Salmos 4:8 – ‘En paz me acostaré, y asimismo dormiré; Porque solo tú, Jehová, me haces vivir confiado.’
En esta noche sagrada, deposito ante Tu altar cualquier preocupación, sabiendo que Tú cuidas de mí con celo divino y que nada escapa a Tu soberanía. Declaro con confianza que mi hogar está rodeado por Tu presencia protectora y que Tus ángeles acampan alrededor de mi familia. Mientras duermo, Tu Espíritu Santo trabaja en mi interior, renovando mis fuerzas físicas y restaurando mi mente para recibir con júbilo las bendiciones de un nuevo amanecer.
Salmos 91:1 – ‘El que habita al abrigo del Altísimo Morará bajo la sombra del Omnipotente.’
Confío plenamente en Tus promesas, pues Tu fidelidad es mi escudo y mi baluarte.
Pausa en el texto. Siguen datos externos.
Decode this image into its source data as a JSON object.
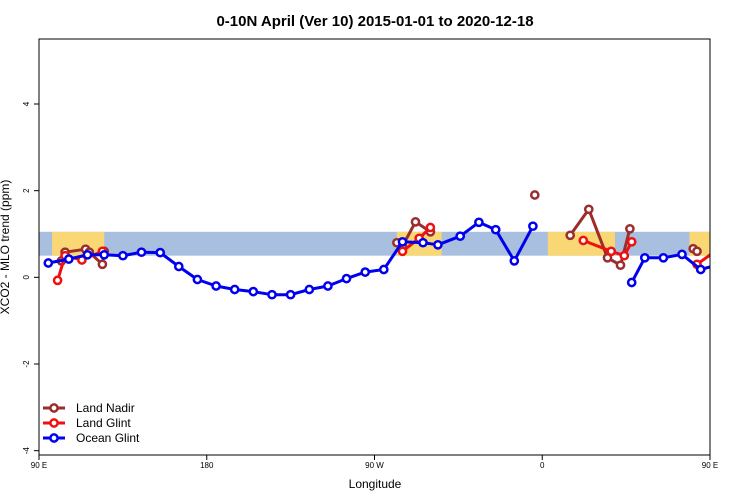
{
  "chart_data": {
    "type": "line",
    "title": "0-10N April (Ver 10)   2015-01-01 to 2020-12-18",
    "xlabel": "Longitude",
    "ylabel": "XCO2 - MLO trend (ppm)",
    "xlim": [
      90,
      450
    ],
    "ylim": [
      -4.1,
      5.5
    ],
    "xticks": [
      {
        "value": 90,
        "label": "90 E"
      },
      {
        "value": 180,
        "label": "180"
      },
      {
        "value": 270,
        "label": "90 W"
      },
      {
        "value": 360,
        "label": "0"
      },
      {
        "value": 450,
        "label": "90 E"
      },
      {
        "value": 540,
        "label": "180"
      }
    ],
    "yticks": [
      {
        "value": -4,
        "label": "-4"
      },
      {
        "value": -2,
        "label": "-2"
      },
      {
        "value": 0,
        "label": "0"
      },
      {
        "value": 2,
        "label": "2"
      },
      {
        "value": 4,
        "label": "4"
      }
    ],
    "grid": false,
    "legend_position": "bottom-left",
    "background": {
      "band_color": "#a9bfdf",
      "band_y": [
        0.5,
        1.05
      ],
      "land_color": "#f8d774",
      "land_segments": [
        [
          97,
          125
        ],
        [
          282,
          306
        ],
        [
          363,
          399
        ],
        [
          439,
          474
        ],
        [
          485,
          514
        ]
      ]
    },
    "series": [
      {
        "name": "Land Nadir",
        "color": "#9b2d2d",
        "points": [
          [
            102,
            0.38
          ],
          [
            104,
            0.58
          ],
          [
            115,
            0.65
          ],
          [
            117,
            0.58
          ],
          [
            124,
            0.3
          ],
          [
            125,
            0.6
          ],
          null,
          [
            282,
            0.8
          ],
          [
            285,
            0.72
          ],
          [
            292,
            1.28
          ],
          [
            300,
            1.05
          ],
          null,
          [
            356,
            1.9
          ],
          null,
          [
            375,
            0.97
          ],
          [
            385,
            1.57
          ],
          [
            395,
            0.45
          ],
          [
            402,
            0.28
          ],
          [
            407,
            1.12
          ],
          null,
          [
            441,
            0.66
          ],
          [
            443,
            0.6
          ],
          null,
          [
            460,
            0.55
          ],
          [
            465,
            0.5
          ],
          [
            476,
            0.6
          ],
          [
            482,
            0.3
          ]
        ]
      },
      {
        "name": "Land Glint",
        "color": "#ee1111",
        "points": [
          [
            100,
            -0.07
          ],
          [
            104,
            0.5
          ],
          [
            113,
            0.4
          ],
          [
            124,
            0.6
          ],
          null,
          [
            285,
            0.6
          ],
          [
            294,
            0.9
          ],
          [
            300,
            1.15
          ],
          null,
          [
            382,
            0.85
          ],
          [
            397,
            0.6
          ],
          [
            404,
            0.5
          ],
          [
            408,
            0.82
          ],
          null,
          [
            443,
            0.3
          ],
          [
            455,
            0.67
          ],
          [
            460,
            -0.07
          ],
          [
            462,
            0.6
          ],
          [
            475,
            0.65
          ],
          [
            482,
            0.57
          ]
        ]
      },
      {
        "name": "Ocean Glint",
        "color": "#0000ee",
        "points": [
          [
            95,
            0.33
          ],
          [
            106,
            0.42
          ],
          [
            116,
            0.52
          ],
          [
            125,
            0.52
          ],
          [
            135,
            0.5
          ],
          [
            145,
            0.58
          ],
          [
            155,
            0.57
          ],
          [
            165,
            0.25
          ],
          [
            175,
            -0.05
          ],
          [
            185,
            -0.2
          ],
          [
            195,
            -0.28
          ],
          [
            205,
            -0.33
          ],
          [
            215,
            -0.4
          ],
          [
            225,
            -0.4
          ],
          [
            235,
            -0.28
          ],
          [
            245,
            -0.2
          ],
          [
            255,
            -0.03
          ],
          [
            265,
            0.12
          ],
          [
            275,
            0.18
          ],
          [
            285,
            0.82
          ],
          [
            296,
            0.8
          ],
          [
            304,
            0.75
          ],
          [
            316,
            0.95
          ],
          [
            326,
            1.27
          ],
          [
            335,
            1.1
          ],
          [
            345,
            0.38
          ],
          [
            355,
            1.18
          ],
          null,
          [
            408,
            -0.12
          ],
          [
            415,
            0.45
          ],
          [
            425,
            0.45
          ],
          [
            435,
            0.53
          ],
          [
            445,
            0.18
          ],
          [
            455,
            0.3
          ],
          [
            465,
            0.42
          ],
          [
            475,
            0.48
          ],
          [
            485,
            0.5
          ],
          [
            495,
            0.5
          ],
          [
            505,
            0.57
          ],
          [
            515,
            0.57
          ],
          [
            525,
            0.25
          ],
          [
            535,
            -0.05
          ]
        ]
      }
    ]
  }
}
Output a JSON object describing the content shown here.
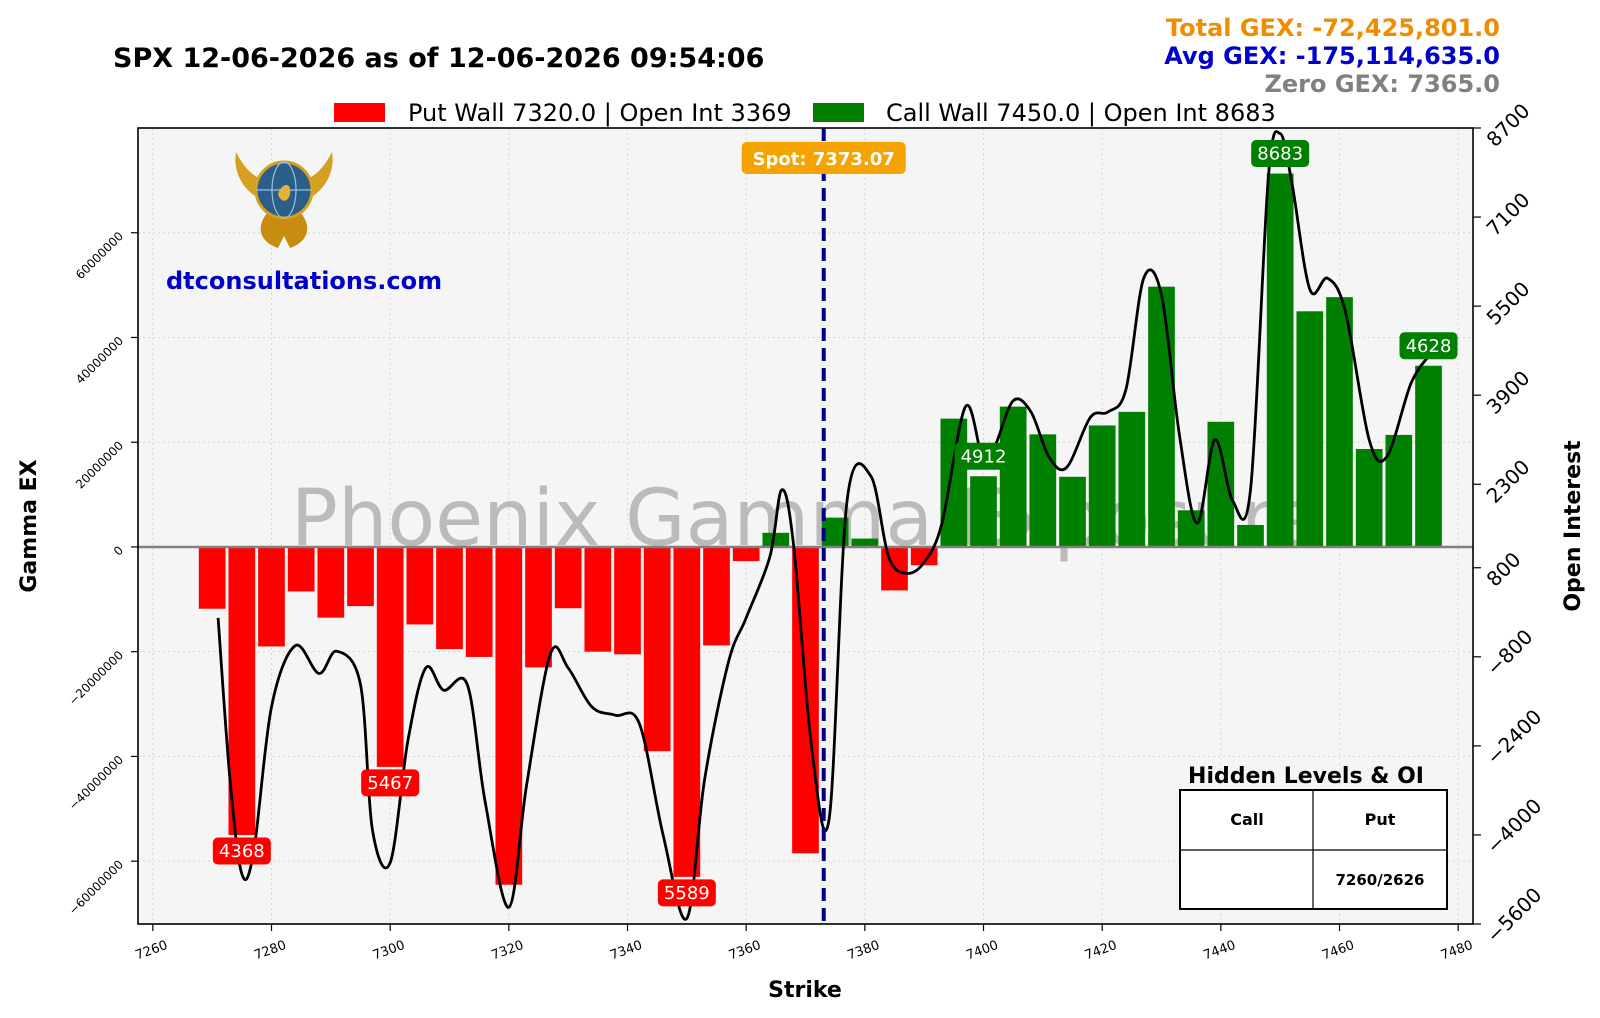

Gracias por ser mi luz constante y por esa paz que sobrepasa todo entendimiento, la cual guarda mi corazón y mis pensamientos en Cristo Jesús. Me entrego al sueño con la absoluta certeza de que mañana despertaré en Tu victoria, lleno de vida y propósito, listo para testificar de Tu bondad infinita que nunca falla. ¡Gracias, Señor, por este descanso bendecido! Amén.